Pour être efficace, un modèle d’IA doit « apprendre » en ingérant de grandes quantités de données qui alimenteront ses réponses et ses analyses. Pour le machine learning traditionnel, la supervision désigne l’utilisation de données étiquetées par des experts humains pour associer manuellement les données d’entrée au résultat correct (p. ex., pour classer une image dans la catégorie « voiture » ou étiqueter l’opinion exprimée dans une phrase comme « positive »).
Cet apprentissage supervisé fournit au modèle une clé de réponse, ce qui est essentiel pour entraîner des systèmes très précis. Cependant, cette supervision manuelle est trop coûteuse et chronophage pour constituer une solution viable pour les jeux de données massifs qui sont à notre disposition aujourd’hui et qui ne cessent de croître.
L’apprentissage auto-supervisé permet de résoudre ce problème en transformant des données brutes sans étiquette en source de supervision. Au lieu de dépendre de jeux de données étiquetés au prix fort, l’apprentissage auto-supervisé utilise les données elles-mêmes pour créer des signaux d’entraînement. Ce processus aide les modèles de machine learning à apprendre des schémas et des représentations qui peuvent ensuite être appliqués à des problèmes réels.
Le mécanisme de l’apprentissage auto-supervisé implique deux étapes clés : les tâches prétextes et les tâches en aval.
Les tâches prétextes sont des défis artificiels conçus à partir des données elles-mêmes. En résolvant ces défis, le modèle apprend à saisir une structure significative dans les données. Par exemple :
Pour le traitement du langage naturel, le modèle prédit les mots manquants dans une phrase.
En vision par ordinateur, le modèle détermine si une image a été tournée ou comble les pixels manquants.
En reconnaissance vocale, le modèle identifie si deux échantillons audio proviennent du même interlocuteur.
Comme ces tâches ne nécessitent aucun étiquetage manuel, elles permettent aux modèles de s’entraîner sur des jeux de données massifs dont l’annotation serait trop coûteuse ou chronophage.

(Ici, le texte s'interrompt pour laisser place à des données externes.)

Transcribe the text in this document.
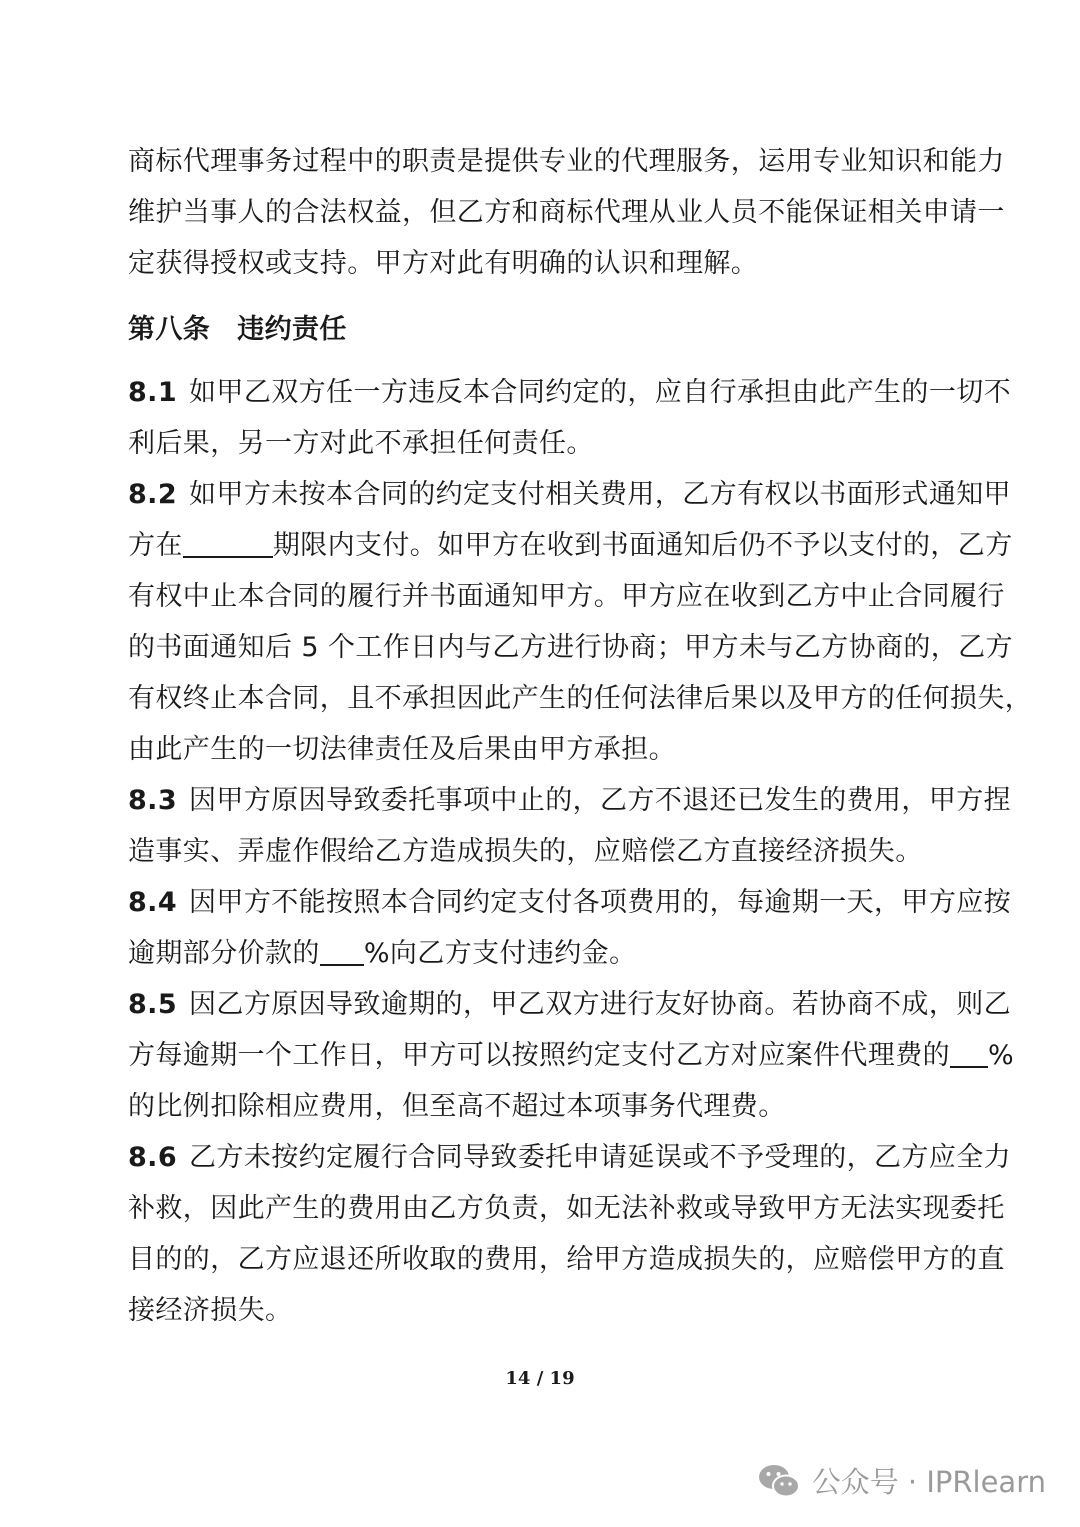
商标代理事务过程中的职责是提供专业的代理服务，运用专业知识和能力
维护当事人的合法权益，但乙方和商标代理从业人员不能保证相关申请一
定获得授权或支持。甲方对此有明确的认识和理解。
第八条 违约责任
8.1 如甲乙双方任一方违反本合同约定的，应自行承担由此产生的一切不
利后果，另一方对此不承担任何责任。
8.2 如甲方未按本合同的约定支付相关费用，乙方有权以书面形式通知甲
方在	期限内支付。如甲方在收到书面通知后仍不予以支付的，乙方
有权中止本合同的履行并书面通知甲方。甲方应在收到乙方中止合同履行
的书面通知后 5 个工作日内与乙方进行协商；甲方未与乙方协商的，乙方
有权终止本合同，且不承担因此产生的任何法律后果以及甲方的任何损失，
由此产生的一切法律责任及后果由甲方承担。
8.3 因甲方原因导致委托事项中止的，乙方不退还已发生的费用，甲方捏
造事实、弄虚作假给乙方造成损失的，应赔偿乙方直接经济损失。
8.4 因甲方不能按照本合同约定支付各项费用的，每逾期一天，甲方应按
逾期部分价款的 %向乙方支付违约金。
8.5 因乙方原因导致逾期的，甲乙双方进行友好协商。若协商不成，则乙
方每逾期一个工作日，甲方可以按照约定支付乙方对应案件代理费的 %
的比例扣除相应费用，但至高不超过本项事务代理费。
8.6 乙方未按约定履行合同导致委托申请延误或不予受理的，乙方应全力
补救，因此产生的费用由乙方负责，如无法补救或导致甲方无法实现委托
目的的，乙方应退还所收取的费用，给甲方造成损失的，应赔偿甲方的直
接经济损失。
14 / 19
公众号 · IPRlearn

Les tâches en aval sont les applications réelles du machine learning, comme la classification de texte, la reconnaissance d’images ou la transcription de discours. Une fois un modèle pré-entraîné sur des tâches prétextes, il transfère les représentations qu’il a apprises vers des tâches en aval, sans nécessiter beaucoup de fine-tuning en général.